Voilà l'enjeu. C'est un enjeu très important pour notre pays. Le fait que le chômage diminue, c'est également un signe de confiance dans l'avenir et aussi pour les entreprises un facteur de reprise économique. Parce que l'on sait qu'il y aura, grâce à cette baisse du chômage, davantage de consommation, d'investissement et donc davantage d'activité.

Voilà pourquoi je voulais absolument venir ici, entre Noël et Jour de l'An, d'abord pour montrer que l'économie ne s'arrêtait pas et il fallait faire en sorte qu'il puisse y avoir aussi , pour les entreprises qui travaillent dans cette période de l'année, des visites présidentielles.

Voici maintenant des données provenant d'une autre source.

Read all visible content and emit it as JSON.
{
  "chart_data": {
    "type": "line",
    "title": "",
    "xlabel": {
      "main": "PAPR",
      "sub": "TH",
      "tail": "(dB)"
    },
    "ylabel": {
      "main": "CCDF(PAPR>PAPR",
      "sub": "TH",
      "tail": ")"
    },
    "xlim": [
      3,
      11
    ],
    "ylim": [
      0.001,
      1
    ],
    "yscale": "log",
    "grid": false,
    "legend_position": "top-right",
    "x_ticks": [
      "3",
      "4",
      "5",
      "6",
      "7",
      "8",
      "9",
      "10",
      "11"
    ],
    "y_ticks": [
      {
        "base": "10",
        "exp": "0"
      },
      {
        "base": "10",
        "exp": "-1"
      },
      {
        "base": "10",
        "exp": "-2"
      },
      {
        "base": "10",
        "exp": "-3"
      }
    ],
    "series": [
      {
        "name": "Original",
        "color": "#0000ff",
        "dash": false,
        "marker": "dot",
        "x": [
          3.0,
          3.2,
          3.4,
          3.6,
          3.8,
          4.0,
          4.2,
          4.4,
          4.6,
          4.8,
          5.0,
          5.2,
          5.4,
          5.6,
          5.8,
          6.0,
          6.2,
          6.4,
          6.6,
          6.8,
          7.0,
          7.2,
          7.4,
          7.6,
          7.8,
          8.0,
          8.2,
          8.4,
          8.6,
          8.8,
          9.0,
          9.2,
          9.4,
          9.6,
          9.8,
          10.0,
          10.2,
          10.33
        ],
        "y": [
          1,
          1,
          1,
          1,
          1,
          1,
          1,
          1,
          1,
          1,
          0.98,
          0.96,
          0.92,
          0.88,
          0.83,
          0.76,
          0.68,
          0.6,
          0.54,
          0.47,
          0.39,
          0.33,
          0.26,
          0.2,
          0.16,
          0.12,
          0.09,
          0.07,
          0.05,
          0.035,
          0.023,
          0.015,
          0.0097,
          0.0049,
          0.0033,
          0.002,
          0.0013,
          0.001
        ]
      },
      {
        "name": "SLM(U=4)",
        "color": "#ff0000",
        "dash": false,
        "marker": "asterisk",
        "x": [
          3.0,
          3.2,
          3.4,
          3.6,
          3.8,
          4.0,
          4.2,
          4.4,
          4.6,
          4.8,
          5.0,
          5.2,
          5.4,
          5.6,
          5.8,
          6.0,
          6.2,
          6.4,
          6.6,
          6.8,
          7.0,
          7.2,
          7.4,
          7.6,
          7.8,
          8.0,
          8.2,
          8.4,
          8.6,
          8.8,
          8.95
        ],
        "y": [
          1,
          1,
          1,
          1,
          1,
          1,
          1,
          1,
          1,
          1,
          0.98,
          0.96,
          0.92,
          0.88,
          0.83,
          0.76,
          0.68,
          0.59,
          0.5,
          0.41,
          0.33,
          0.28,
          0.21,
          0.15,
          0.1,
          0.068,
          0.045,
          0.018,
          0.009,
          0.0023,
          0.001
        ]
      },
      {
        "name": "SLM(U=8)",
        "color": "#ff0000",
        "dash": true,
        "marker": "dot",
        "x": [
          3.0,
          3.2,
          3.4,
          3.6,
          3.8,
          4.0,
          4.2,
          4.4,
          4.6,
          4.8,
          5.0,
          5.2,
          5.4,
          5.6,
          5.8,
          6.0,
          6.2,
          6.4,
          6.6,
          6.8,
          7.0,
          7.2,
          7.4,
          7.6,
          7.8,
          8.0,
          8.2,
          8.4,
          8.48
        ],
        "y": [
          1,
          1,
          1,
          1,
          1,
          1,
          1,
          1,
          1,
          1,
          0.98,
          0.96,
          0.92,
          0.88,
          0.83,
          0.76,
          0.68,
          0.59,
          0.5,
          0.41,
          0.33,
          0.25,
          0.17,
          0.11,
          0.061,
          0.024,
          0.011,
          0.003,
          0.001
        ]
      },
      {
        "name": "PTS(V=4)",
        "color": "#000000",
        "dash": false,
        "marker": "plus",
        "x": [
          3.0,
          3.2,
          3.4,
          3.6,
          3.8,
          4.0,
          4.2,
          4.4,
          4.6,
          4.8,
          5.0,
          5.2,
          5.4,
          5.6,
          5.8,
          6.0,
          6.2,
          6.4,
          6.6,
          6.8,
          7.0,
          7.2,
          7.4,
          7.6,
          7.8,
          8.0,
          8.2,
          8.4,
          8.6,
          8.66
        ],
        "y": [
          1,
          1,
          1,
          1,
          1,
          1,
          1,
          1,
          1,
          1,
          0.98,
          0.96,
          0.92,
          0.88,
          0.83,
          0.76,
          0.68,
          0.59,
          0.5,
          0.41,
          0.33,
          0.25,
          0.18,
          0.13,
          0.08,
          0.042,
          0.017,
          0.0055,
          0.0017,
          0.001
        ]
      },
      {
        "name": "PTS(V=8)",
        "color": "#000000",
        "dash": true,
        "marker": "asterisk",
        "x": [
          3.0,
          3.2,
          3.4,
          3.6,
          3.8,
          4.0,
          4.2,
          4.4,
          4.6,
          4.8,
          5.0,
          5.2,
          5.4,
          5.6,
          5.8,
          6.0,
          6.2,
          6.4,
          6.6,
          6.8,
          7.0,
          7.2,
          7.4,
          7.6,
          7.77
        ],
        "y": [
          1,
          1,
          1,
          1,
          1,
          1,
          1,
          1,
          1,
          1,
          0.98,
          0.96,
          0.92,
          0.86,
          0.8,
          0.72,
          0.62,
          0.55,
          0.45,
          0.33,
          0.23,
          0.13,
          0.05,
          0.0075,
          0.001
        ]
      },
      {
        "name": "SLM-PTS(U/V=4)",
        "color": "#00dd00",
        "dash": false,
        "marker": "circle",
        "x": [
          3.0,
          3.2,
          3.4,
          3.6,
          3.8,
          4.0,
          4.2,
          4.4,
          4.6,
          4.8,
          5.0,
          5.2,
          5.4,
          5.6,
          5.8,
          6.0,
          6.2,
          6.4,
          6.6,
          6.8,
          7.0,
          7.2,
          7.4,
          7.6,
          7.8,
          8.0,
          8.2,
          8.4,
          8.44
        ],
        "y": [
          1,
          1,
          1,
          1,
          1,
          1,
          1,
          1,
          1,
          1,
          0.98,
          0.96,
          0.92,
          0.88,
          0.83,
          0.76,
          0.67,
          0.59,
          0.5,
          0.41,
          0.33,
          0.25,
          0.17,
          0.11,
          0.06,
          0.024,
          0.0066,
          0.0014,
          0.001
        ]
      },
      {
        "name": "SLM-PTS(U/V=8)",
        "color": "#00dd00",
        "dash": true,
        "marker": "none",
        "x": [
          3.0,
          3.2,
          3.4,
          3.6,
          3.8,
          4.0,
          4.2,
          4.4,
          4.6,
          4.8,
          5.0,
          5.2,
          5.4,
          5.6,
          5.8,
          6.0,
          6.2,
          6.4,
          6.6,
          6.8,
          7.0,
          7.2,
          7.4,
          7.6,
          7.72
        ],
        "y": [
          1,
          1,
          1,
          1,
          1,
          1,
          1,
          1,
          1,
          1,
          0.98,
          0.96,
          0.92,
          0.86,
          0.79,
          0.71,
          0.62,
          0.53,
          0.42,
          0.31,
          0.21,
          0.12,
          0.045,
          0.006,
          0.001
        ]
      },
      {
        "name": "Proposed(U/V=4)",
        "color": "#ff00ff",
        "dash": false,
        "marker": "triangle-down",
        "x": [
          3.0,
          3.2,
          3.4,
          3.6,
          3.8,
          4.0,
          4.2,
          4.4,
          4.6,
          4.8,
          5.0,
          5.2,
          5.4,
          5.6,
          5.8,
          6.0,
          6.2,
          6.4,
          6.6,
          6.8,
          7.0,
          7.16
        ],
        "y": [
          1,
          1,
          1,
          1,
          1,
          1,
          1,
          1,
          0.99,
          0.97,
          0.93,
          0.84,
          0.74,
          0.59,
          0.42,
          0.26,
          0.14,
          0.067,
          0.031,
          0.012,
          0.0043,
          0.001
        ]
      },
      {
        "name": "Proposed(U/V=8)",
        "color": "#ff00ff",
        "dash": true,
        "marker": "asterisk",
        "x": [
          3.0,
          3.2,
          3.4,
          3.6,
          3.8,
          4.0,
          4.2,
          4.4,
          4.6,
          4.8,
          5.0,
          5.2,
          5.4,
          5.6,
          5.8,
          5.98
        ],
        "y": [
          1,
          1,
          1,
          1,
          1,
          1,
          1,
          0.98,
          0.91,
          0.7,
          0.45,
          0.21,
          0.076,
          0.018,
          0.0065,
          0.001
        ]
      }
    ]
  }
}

A Taverny, je m'aperçois que les élus non plus ne partent pas en vacances, pas plus que les ministres, mais les salariés sont là et c'est ce qui fait la force de notre économie dans cette période où beaucoup –c'est tout à fait mérité– se reposent, il y en a d'autres qui travaillent. C'est ce qui fait que nous sommes une société solidaire, pour que nous puissions accompagner la vie de tous ceux qui aspirent à un repos à un moment, et puis, d'autres qui aspirent à trouver du travail.

Je voudrais donc saluer tous les salariés de cette entreprise, je sais que vous allez avoir de nouvelles commandes qui n'ont rien à voir avec ma présence ici –je tiens à le préciser– mais qui, là-aussi, témoignent de la force de ce que vous avez été capables de créer.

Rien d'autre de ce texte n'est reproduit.